A much-awaited event, the fourth quarter earnings’ season has been kicked off by IT bellwether Infosys that is highly known for its transparent and broadly accepted views and guidance by the market. However, the series has begun on a disappointing note with Infosys presenting weak results. Moreover, it has shocked the investors with its lower guidance for the coming quarter and year ahead.
Infosys’ shares plummeted by more than 10 per cent after the results were announced. The numbers have disappointed the market in a scenario where investors were expecting it to start the earnings’ season on a positive note. Infosys announced a dollar revenue guidance of 8-10 per cent, which was much lower than industry body NASSCOM’s estimate of 11-14 per cent for the industry.
The consolidated revenue of the company has declined by 4.8 per cent on a QoQ basis to Rs 8,852 crore, lower than the company expectations of Rs 9,391-9,412 crore. Moreover, the net profit of the company too declined by 2.4 per cent to Rs 2,316 crore. The EPS for the quarter stood at Rs 40.54 against the guided EPS of Rs 42.12.
With subdued numbers coming in for Q4FY12 the company has given weak guidance for the June quarter and for the fiscal year 2013. This means a lot for the markets as it indicates a very challenging year ahead for the industry and for the economy.
On the EPS side, Infosys, in the June 2012 quarter, is expecting the rupee EPS to grow by 22.4 per cent on a YoY basis to Rs 36.89. However, this is much lower as compared to Rs 40.54 reported during the March quarter. And for FY13 it is expecting the EPS to be in the range of Rs 158.70- 161.41 with growth of 9.1-10.9 per cent on a YoY basis.
The bigger concern remains the guidance from the company for the fiscal year 2013. It has guided weak revenue growth for the full year FY13, expecting its revenue to be in the range of Rs 38,431 – 39,136 crore the year to grow by 13.9 to 16 per cent on a YoY basis. The weak guidance is amid concerns over a weak and challenging global environment which may lead to a cut in demand. The growth estimated by the company is very sluggish for the June 2012 quarter as the company is expecting the revenues to be in the range of Rs 9,011 crore to Rs 9,100 crore, translating into growth of 20.4 to 21.6 per cent.
Infosys generates more than 70 per cent of its revenues from the US and European markets and uncertainty in these markets continues to loom large for FY13. In a note released by the company, S D Shibulal, CEO and Managing Director, said that the year ahead looks challenging for the IT services’ industry with slow recovery in the global markets, based on which the company has revised and lowered its growth estimates for the ongoing quarter and for the fiscal year 2013. Earlier, in the third December quarter 2011 the company’s CFO, V Balakrishnan, had stated that it don’t see much improvement in the European region and it may take a longer time for them to recover from the crisis.

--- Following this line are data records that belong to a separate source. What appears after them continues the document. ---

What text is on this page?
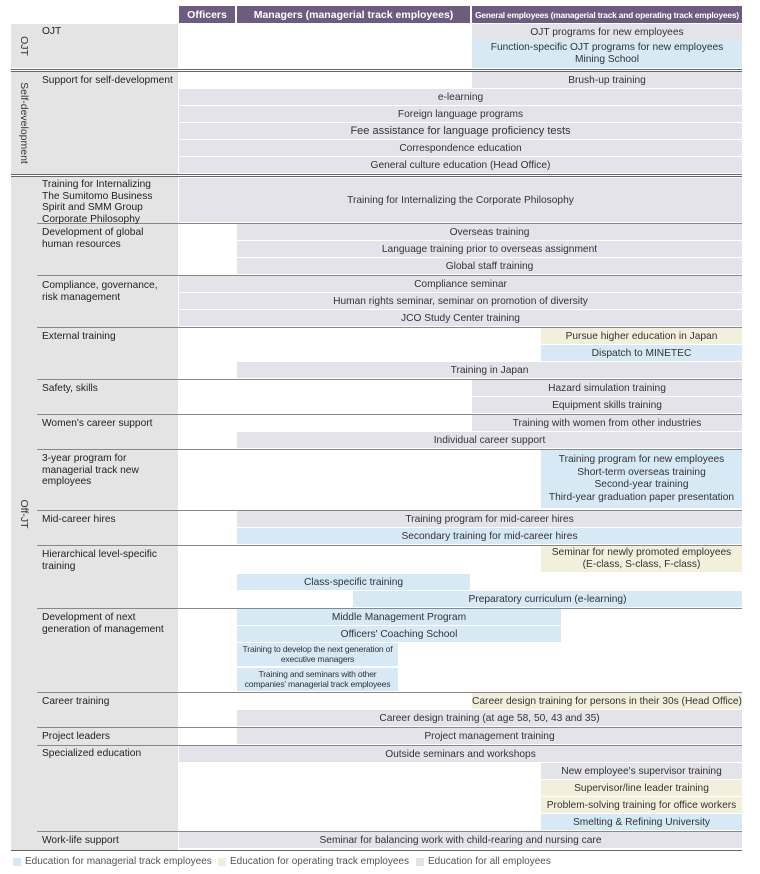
Officers	Managers (managerial track employees)	General employees (managerial track and operating track employees)
OJT
Self-development
Off-JT
OJT
Support for self-development
Training for Internalizing The Sumitomo Business Spirit and SMM Group Corporate Philosophy
Development of global human resources
Compliance, governance, risk management
External training
Safety, skills
Women's career support
3-year program for managerial track new employees
Mid-career hires
Hierarchical level-specific training
Development of next generation of management
Career training
Project leaders
Specialized education
Work-life support
OJT programs for new employees
Function-specific OJT programs for new employees
Mining School
Brush-up training
e-learning
Foreign language programs
Fee assistance for language proficiency tests
Correspondence education
General culture education (Head Office)
Training for Internalizing the Corporate Philosophy
Overseas training
Language training prior to overseas assignment
Global staff training
Compliance seminar
Human rights seminar, seminar on promotion of diversity
JCO Study Center training
Pursue higher education in Japan
Dispatch to MINETEC
Training in Japan
Hazard simulation training
Equipment skills training
Training with women from other industries
Individual career support
Training program for new employees
Short-term overseas training
Second-year training
Third-year graduation paper presentation
Training program for mid-career hires
Secondary training for mid-career hires
Seminar for newly promoted employees
(E-class, S-class, F-class)
Class-specific training
Preparatory curriculum (e-learning)
Middle Management Program
Officers' Coaching School
Training to develop the next generation of executive managers
Training and seminars with other companies' managerial track employees
Career design training for persons in their 30s (Head Office)
Career design training (at age 58, 50, 43 and 35)
Project management training
Outside seminars and workshops
New employee's supervisor training
Supervisor/line leader training
Problem-solving training for office workers
Smelting & Refining University
Seminar for balancing work with child-rearing and nursing care
Education for managerial track employees Education for operating track employees Education for all employees
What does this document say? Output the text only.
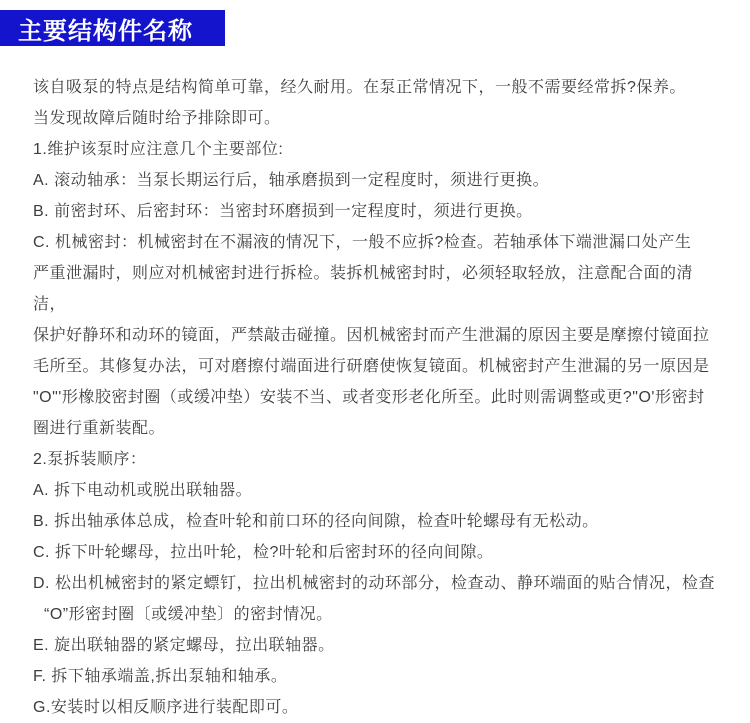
主要结构件名称
该自吸泵的特点是结构简单可靠，经久耐用。在泵正常情况下，一般不需要经常拆?保养。
当发现故障后随时给予排除即可。
1.维护该泵时应注意几个主要部位:
A. 滚动轴承：当泵长期运行后，轴承磨损到一定程度时，须进行更换。
B. 前密封环、后密封环：当密封环磨损到一定程度时，须进行更换。
C. 机械密封：机械密封在不漏液的情况下，一般不应拆?检查。若轴承体下端泄漏口处产生
严重泄漏时，则应对机械密封进行拆检。装拆机械密封时，必须轻取轻放，注意配合面的清洁，
保护好静环和动环的镜面，严禁敲击碰撞。因机械密封而产生泄漏的原因主要是摩擦付镜面拉
毛所至。其修复办法，可对磨擦付端面进行研磨使恢复镜面。机械密封产生泄漏的另一原因是
"O"'形橡胶密封圈（或缓冲垫）安装不当、或者变形老化所至。此时则需调整或更?"O'形密封
圈进行重新装配。
2.泵拆装顺序：
A. 拆下电动机或脱出联轴器。
B. 拆出轴承体总成，检查叶轮和前口环的径向间隙，检查叶轮螺母有无松动。
C. 拆下叶轮螺母，拉出叶轮，检?叶轮和后密封环的径向间隙。
D. 松出机械密封的紧定螵钉，拉出机械密封的动环部分，检查动、静环端面的贴合情况，检查
“O”形密封圈〔或缓冲垫〕的密封情况。
E. 旋出联轴器的紧定螺母，拉出联轴器。
F. 拆下轴承端盖,拆出泵轴和轴承。
G.安装时以相反顺序进行装配即可。
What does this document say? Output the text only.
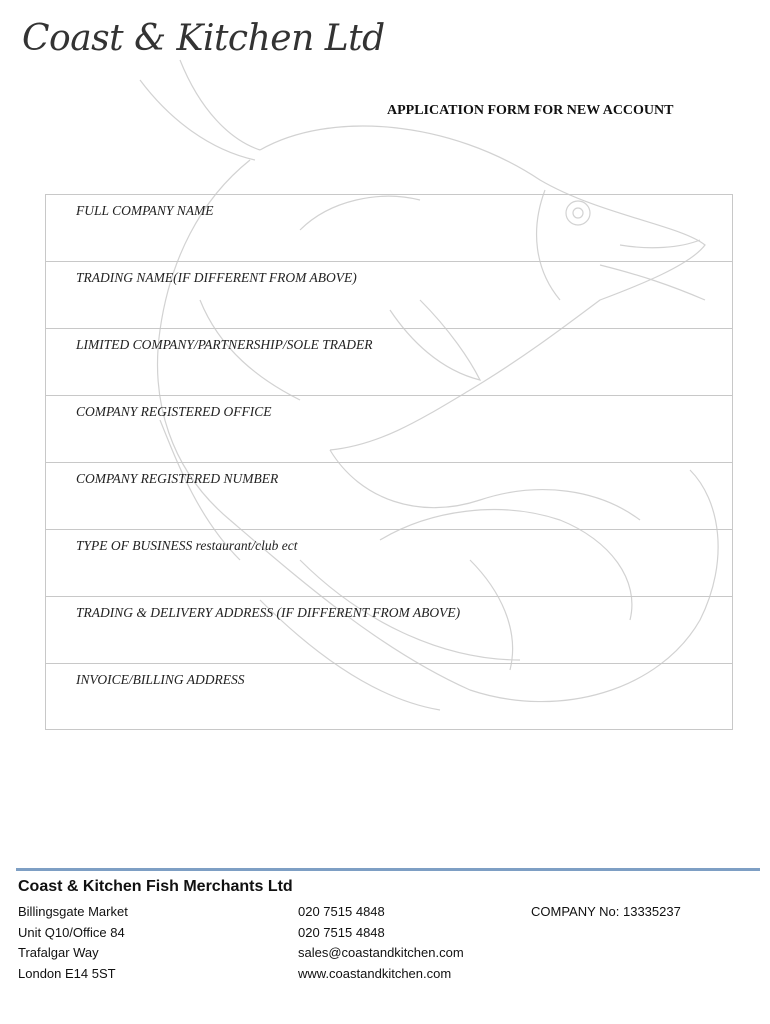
Coast & Kitchen Ltd
APPLICATION FORM FOR NEW ACCOUNT
FULL COMPANY NAME
TRADING NAME(IF DIFFERENT FROM ABOVE)
LIMITED COMPANY/PARTNERSHIP/SOLE TRADER
COMPANY REGISTERED OFFICE
COMPANY REGISTERED NUMBER
TYPE OF BUSINESS restaurant/club ect
TRADING & DELIVERY ADDRESS (IF DIFFERENT FROM ABOVE)
INVOICE/BILLING ADDRESS
Coast & Kitchen Fish Merchants Ltd
Billingsgate Market
Unit Q10/Office 84
Trafalgar Way
London E14 5ST
020 7515 4848
020 7515 4848
sales@coastandkitchen.com
www.coastandkitchen.com
COMPANY No: 13335237
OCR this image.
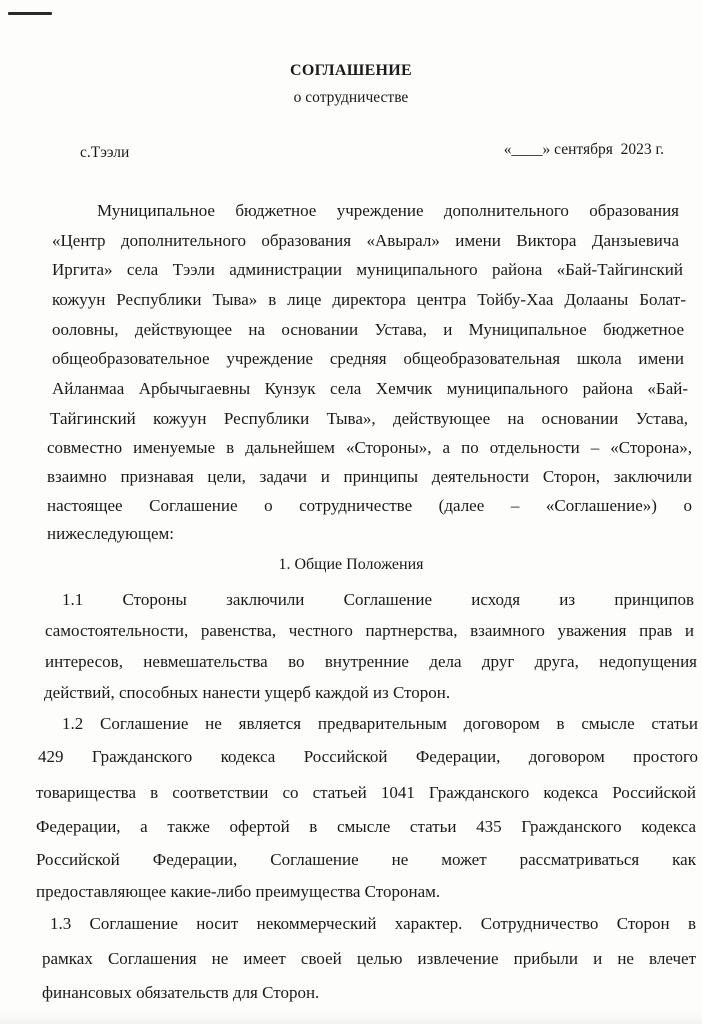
СОГЛАШЕНИЕ
о сотрудничестве
с.Тээли	«____» сентября  2023 г.
Муниципальное бюджетное учреждение дополнительного образования
«Центр дополнительного образования «Авырал» имени Виктора Данзыевича
Иргита» села Тээли администрации муниципального района «Бай-Тайгинский
кожуун Республики Тыва» в лице директора центра Тойбу-Хаа Долааны Болат-
ооловны, действующее на основании Устава, и Муниципальное бюджетное
общеобразовательное учреждение средняя общеобразовательная школа имени
Айланмаа Арбычыгаевны Кунзук села Хемчик муниципального района «Бай-
Тайгинский кожуун Республики Тыва», действующее на основании Устава,
совместно именуемые в дальнейшем «Стороны», а по отдельности – «Сторона»,
взаимно признавая цели, задачи и принципы деятельности Сторон, заключили
настоящее Соглашение о сотрудничестве (далее – «Соглашение») о
нижеследующем:
1. Общие Положения
1.1 Стороны заключили Соглашение исходя из принципов
самостоятельности, равенства, честного партнерства, взаимного уважения прав и
интересов, невмешательства во внутренние дела друг друга, недопущения
действий, способных нанести ущерб каждой из Сторон.
1.2 Соглашение не является предварительным договором в смысле статьи
429 Гражданского кодекса Российской Федерации, договором простого
товарищества в соответствии со статьей 1041 Гражданского кодекса Российской
Федерации, а также офертой в смысле статьи 435 Гражданского кодекса
Российской Федерации, Соглашение не может рассматриваться как
предоставляющее какие-либо преимущества Сторонам.
1.3 Соглашение носит некоммерческий характер. Сотрудничество Сторон в
рамках Соглашения не имеет своей целью извлечение прибыли и не влечет
финансовых обязательств для Сторон.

An uncertain global economy and weak European and US markets led to a volatile quarter for the company. During the quarter the company saw one of the biggest slip-downs due to delays in the contract launches and ramp-downs in a few of BFSI clients. Segment wise, the volume of the company in the financial service segment declined by 4.6 per cent on a QoQ basis – the highest fall among the other business segments. For the other business segments viz. retail, energy and utilities, the volumes fell by 2.9 and 0.3 per cent on a QoQ basis.
The company did not bag any new deals as compared to the last quarter where it acquired five new deals. However, it has added 52 new clients as compared to 49 clients in the December 2011 quarter, also highest in the last eight quarters. The total number of employees with net addition of 4,906 heads during the quarter stood at 149,994 as on March 31 2011. The bleak outlook and the results have dampened the investors’ sentiment on the market. However, we would recommend holding the stock for now.